Uscito dal Liceo Classico (il Mariano Buratti di Viterbo), ciò che volevo fare era arricchirmi il più possibile spiritualmente (ciò si traduce in acquisire cultura) e creare a mia volta una visione del mondo coerente e complessa. Banalmente, nihil humanum mihi alienum puto. Non ho mai sopportato la sterile critica fine a se stessa. La mia forma espressiva prediletta era già da molto tempo l'attitudine punk alla musica per le sue virtù dissacranti, dirette ed immediate. In un mondo che mi appariva come una macchina priva di significato, alimentata da una cultura meschina di servilismo e di bassezze di ogni genere (visione che non ho abbandonato, sebbene stemperata ed arricchita con l'esperienza di una serie molto più profonda di sfumature), il punk doveva restare per sua stessa natura scevro da qualsiasi preoccupazione di carattere lavorativo ed economico, ma avrei avuto bisogno di continuo fuoco spirituale per alimentarlo. Per questo scelsi di approfondire le antiche letterature d'Occidente, non solo per risalire alle radici di questa Civilità, ormai infestata da metastasi tumorali senza rimedio, ed attingere così all'immenso bagaglio spirituale di cui erano portatrici, ma anche per un mero calcolo di spendibilità sul mercato, tra tante lauree "inutili" (unico compromesso concesso al becero sistema-mercato), e per combattere la mia forma di resistenza attraverso un possibile futuro ruolo d'insegnamento (per quanto io stesso metta in dubbio l'utilità stessa di un sistema tale di insegnamento).
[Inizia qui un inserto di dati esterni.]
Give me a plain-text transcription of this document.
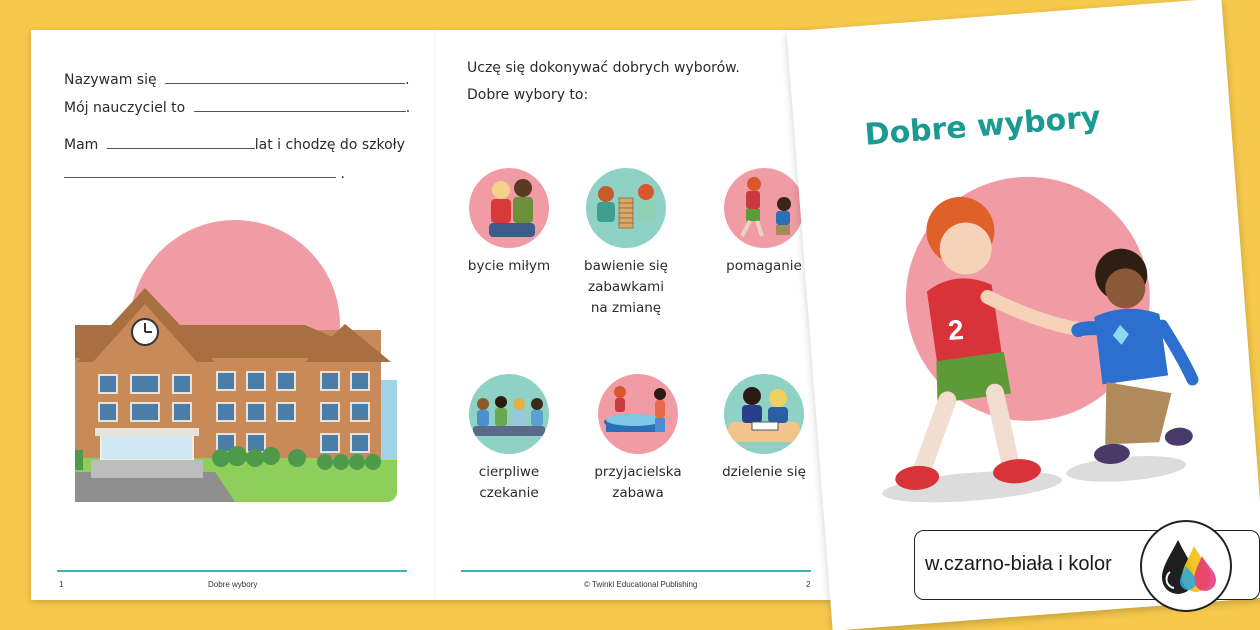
Nazywam się	.
Mój nauczyciel to	.
Mam	lat i chodzę do szkoły
.
Uczę się dokonywać dobrych wyborów.
Dobre wybory to:
bycie miłym	bawienie się
zabawkami
na zmianę
pomaganie
cierpliwe
czekanie
przyjacielska
zabawa
dzielenie się
1	Dobre wybory	© Twinkl Educational Publishing	2
Dobre wybory
2
w.czarno-biała i kolor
Molto di quello che ritengo più prezioso lo devo infatti ad alcuni professori particolarmente illuminati, per i quali la propria materia era per prima cosa un mezzo per insegnare la vita, piuttosto che un serbatoio di erudizione fine a se stesso. In sostanza: utilizzare questo tipo di cultura per accendere il pensiero critico come resistenza all'omologazione devastante del Potere.
Ecco, avevo bisogno di chiarire a me stesso queste ragioni. Non importa che a qualcuno interessi o meno.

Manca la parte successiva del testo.